LONDON (Reuters) - New data-sharing rules could be introduced in Britain from the end of this year to encourage innovation and competition in banking, an industry working group said on Tuesday.
A common data-sharing standard would make it easier for customers to find the right financial products and for companies to share information electronically with their accountants, the Open Banking Working Group’s report said.
Banking data - dealing with matters as varied as account transactions, mortgage payments and fitness club subscriptions - is currently not easy to share with a third party in a format that computers can read for feeding into apps or for use by new banks getting off the ground.
The group was set up last year at the request of Britain’s finance ministry to explore how data on accounts transactions can be safely shared across the sector.
The government wants to increase competition on the high street in a sector dominated by just five banks - HSBC, Barclays, Lloyds, RBS and Santander UK.
Britain wants the so-called Fin-Tech sector to flourish by creating new types of apps and services in banking.
The group said a new entity would plan, design and roll out the new standard, though it is unclear how it would be funded.
An initial, basic standard would be launched towards the end of this year, with personal customer transaction data included on a read-only basis at the start of 2018, the group said in a statement.
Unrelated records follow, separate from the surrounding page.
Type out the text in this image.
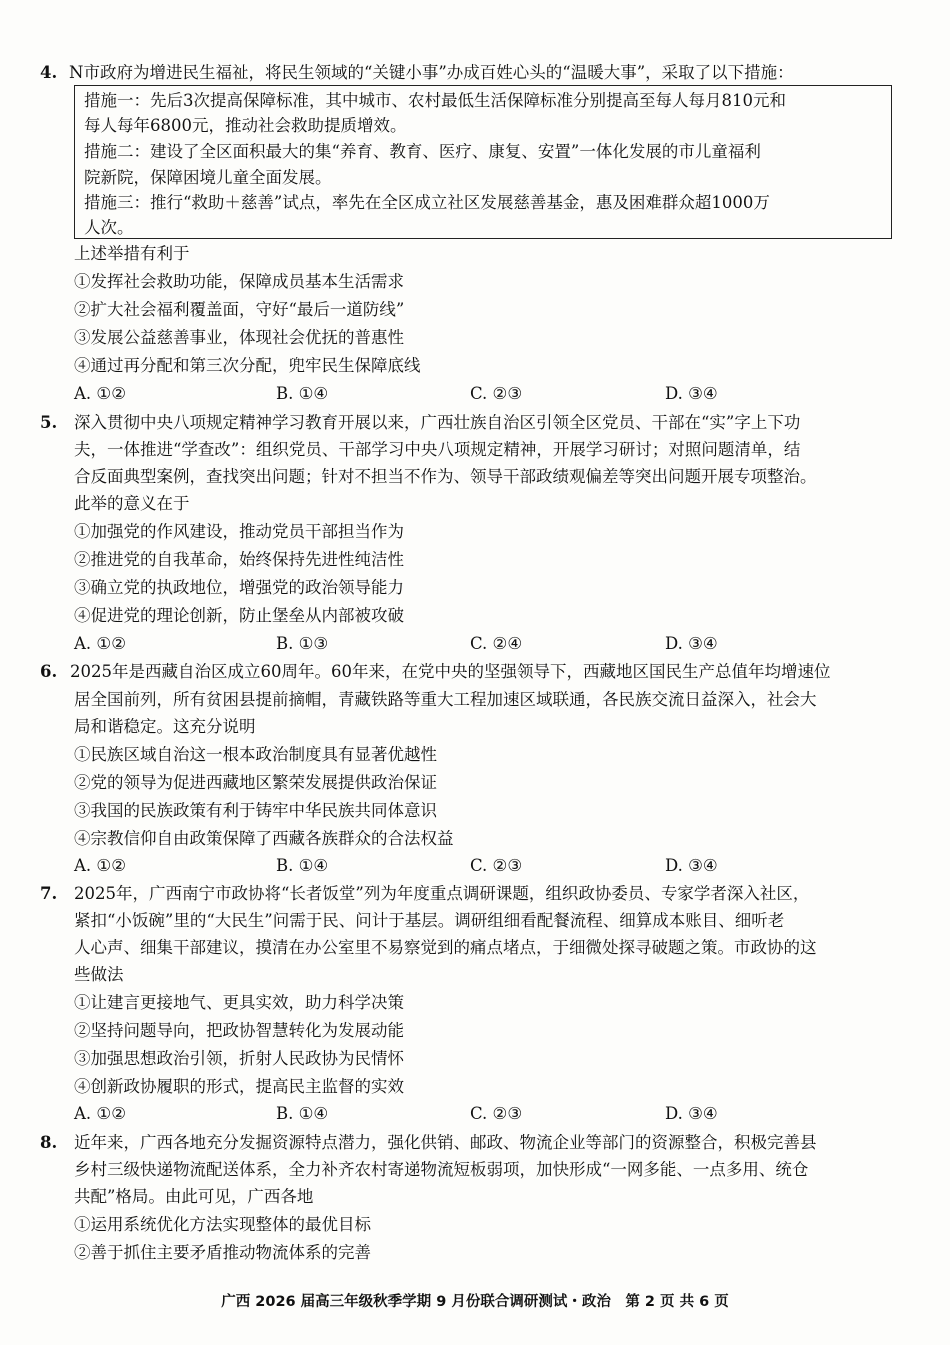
4. N市政府为增进民生福祉，将民生领域的“关键小事”办成百姓心头的“温暖大事”，采取了以下措施：
措施一：先后3次提高保障标准，其中城市、农村最低生活保障标准分别提高至每人每月810元和
每人每年6800元，推动社会救助提质增效。
措施二：建设了全区面积最大的集“养育、教育、医疗、康复、安置”一体化发展的市儿童福利
院新院，保障困境儿童全面发展。
措施三：推行“救助＋慈善”试点，率先在全区成立社区发展慈善基金，惠及困难群众超1000万
人次。
上述举措有利于
①发挥社会救助功能，保障成员基本生活需求
②扩大社会福利覆盖面，守好“最后一道防线”
③发展公益慈善事业，体现社会优抚的普惠性
④通过再分配和第三次分配，兜牢民生保障底线
A. ①②	B. ①④	C. ②③	D. ③④
5. 深入贯彻中央八项规定精神学习教育开展以来，广西壮族自治区引领全区党员、干部在“实”字上下功
夫，一体推进“学查改”：组织党员、干部学习中央八项规定精神，开展学习研讨；对照问题清单，结
合反面典型案例，查找突出问题；针对不担当不作为、领导干部政绩观偏差等突出问题开展专项整治。
此举的意义在于
①加强党的作风建设，推动党员干部担当作为
②推进党的自我革命，始终保持先进性纯洁性
③确立党的执政地位，增强党的政治领导能力
④促进党的理论创新，防止堡垒从内部被攻破
A. ①②	B. ①③	C. ②④	D. ③④
6. 2025年是西藏自治区成立60周年。60年来，在党中央的坚强领导下，西藏地区国民生产总值年均增速位
居全国前列，所有贫困县提前摘帽，青藏铁路等重大工程加速区域联通，各民族交流日益深入，社会大
局和谐稳定。这充分说明
①民族区域自治这一根本政治制度具有显著优越性
②党的领导为促进西藏地区繁荣发展提供政治保证
③我国的民族政策有利于铸牢中华民族共同体意识
④宗教信仰自由政策保障了西藏各族群众的合法权益
A. ①②	B. ①④	C. ②③	D. ③④
7. 2025年，广西南宁市政协将“长者饭堂”列为年度重点调研课题，组织政协委员、专家学者深入社区，
紧扣“小饭碗”里的“大民生”问需于民、问计于基层。调研组细看配餐流程、细算成本账目、细听老
人心声、细集干部建议，摸清在办公室里不易察觉到的痛点堵点，于细微处探寻破题之策。市政协的这
些做法
①让建言更接地气、更具实效，助力科学决策
②坚持问题导向，把政协智慧转化为发展动能
③加强思想政治引领，折射人民政协为民情怀
④创新政协履职的形式，提高民主监督的实效
A. ①②	B. ①④	C. ②③	D. ③④
8. 近年来，广西各地充分发掘资源特点潜力，强化供销、邮政、物流企业等部门的资源整合，积极完善县
乡村三级快递物流配送体系，全力补齐农村寄递物流短板弱项，加快形成“一网多能、一点多用、统仓
共配”格局。由此可见，广西各地
①运用系统优化方法实现整体的最优目标
②善于抓住主要矛盾推动物流体系的完善
广西 2026 届高三年级秋季学期 9 月份联合调研测试・政治　第 2 页 共 6 页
Full customer, business and transactional data would be included by 2019.
Harriett Baldwin, a junior finance minister, said the new standard would “provide Fin Techs with a globally unrivalled opportunity for innovation in the UK.
“We look forward to continuing to work with industry over the coming weeks to establish how these recommendations will be taken forward,” Baldwin added.
The British Bankers’ Association, a trade body, said making more bank data openly available would make it easier for customers to get the best deals,” said Anthony Browne, chief executive of the British Bankers’ Association.
“But crucially, no data would be shared without the explicit consent of the customer and that data will be protected with robust security checks,” Browne said.
The group’s work pre-empts changes in European Union law that will require banks to allow their customers to receive their data over the Internet and share it with third parties.